On August 12, 2021, musician Ken McCullick tragically died in an emergency room after receiving the blood thinner heparin, to which he was unknowingly deathly allergic. Heparin contains alpha-gal, a sugar found in red meat and dairy products, and is transmitted through the bite of a lone star tick. Alpha-gal syndrome, affecting up to 450,000 Americans, is a relatively unrecognized food allergy. Research on alpha-gal syndrome has been limited, and its delayed symptoms make diagnosis challenging. A recent CDC study revealed that 42% of surveyed doctors and nurse practitioners were unaware of the allergy, while another third lacked confidence in managing it. McCullick, who experienced symptoms as late as four to six hours after consuming red meat or dairy, suffered from severe reactions, including anaphylaxis.

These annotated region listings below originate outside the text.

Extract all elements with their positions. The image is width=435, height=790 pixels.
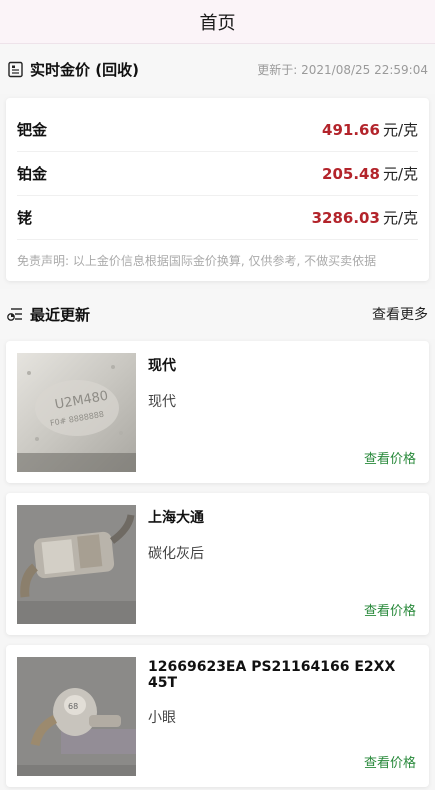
metal-name: 铑	[17, 209, 33, 227]
item-desc: 小眼	[148, 710, 176, 726]
product-thumbnail: U2M480 F0# 8888888	[17, 353, 136, 472]
gold-price-card: 钯金 491.66 元/克 铂金 205.48 元/克 铑 3286.03 元/…	[6, 98, 429, 281]
recent-updates-header: 最近更新 查看更多	[0, 289, 435, 339]
list-item[interactable]: 上海大通 碳化灰后 查看价格	[6, 493, 429, 635]
price-list-icon	[8, 61, 23, 77]
view-price-link[interactable]: 查看价格	[364, 600, 416, 619]
metal-price: 491.66	[322, 120, 380, 139]
metal-name: 钯金	[17, 121, 48, 139]
view-price-link[interactable]: 查看价格	[364, 448, 416, 467]
item-name: 上海大通	[148, 510, 204, 526]
gold-price-header: 实时金价 (回收) 更新于: 2021/08/25 22:59:04	[0, 44, 435, 94]
item-desc: 碳化灰后	[148, 546, 204, 562]
updated-timestamp: 更新于: 2021/08/25 22:59:04	[257, 62, 428, 77]
page-title: 首页	[199, 12, 236, 34]
metal-price: 3286.03	[311, 208, 380, 227]
item-info: 上海大通 碳化灰后 查看价格	[148, 505, 419, 625]
price-row-rhodium: 铑 3286.03 元/克	[17, 196, 418, 240]
price-unit: 元/克	[382, 121, 418, 139]
product-thumbnail: 68	[17, 657, 136, 776]
list-item[interactable]: 68 12669623EA PS21164166 E2XX 45T 小眼 查看价…	[6, 645, 429, 787]
item-name: 现代	[148, 358, 176, 374]
price-unit: 元/克	[382, 209, 418, 227]
item-desc: 现代	[148, 394, 176, 410]
item-name: 12669623EA PS21164166 E2XX 45T	[148, 659, 396, 691]
list-item[interactable]: U2M480 F0# 8888888 现代 现代 查看价格	[6, 341, 429, 483]
top-bar: 首页	[0, 0, 435, 44]
gold-section-title: 实时金价 (回收)	[30, 60, 139, 79]
price-unit: 元/克	[382, 165, 418, 183]
svg-text:68: 68	[68, 702, 78, 711]
view-more-link[interactable]: 查看更多	[372, 304, 428, 324]
view-price-link[interactable]: 查看价格	[364, 752, 416, 771]
metal-name: 铂金	[17, 165, 48, 183]
disclaimer-text: 免责声明: 以上金价信息根据国际金价换算, 仅供参考, 不做买卖依据	[17, 254, 377, 268]
product-thumbnail	[17, 505, 136, 624]
metal-price: 205.48	[322, 164, 380, 183]
recent-list-icon	[7, 307, 22, 321]
price-row-palladium: 钯金 491.66 元/克	[17, 108, 418, 152]
item-info: 12669623EA PS21164166 E2XX 45T 小眼 查看价格	[148, 657, 419, 777]
item-info: 现代 现代 查看价格	[148, 353, 419, 473]
recent-section-title: 最近更新	[30, 305, 91, 324]
price-row-platinum: 铂金 205.48 元/克	[17, 152, 418, 196]
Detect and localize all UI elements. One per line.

Recent testing data suggests there may have been as many as 450,000 cases of alpha-gal syndrome in the US since 2010. The numbers are surprisingly high, and researchers attribute this to a lack of awareness among healthcare providers. The syndrome’s prevalence is concentrated in states with lone star ticks, spanning the South, Midwest, and Mid-Atlantic regions. McCullick’s journey towards diagnosis was arduous and involved repeated visits to the emergency room. His allergic reactions to alpha-gal affected his heart and cholesterol levels, and he experienced distressing symptoms even from inhaling meat cooking. Fortunately, through research and assistance from friends, McCullick eventually received the diagnosis, emphasizing the importance of spreading awareness about alpha-gal syndrome to save lives.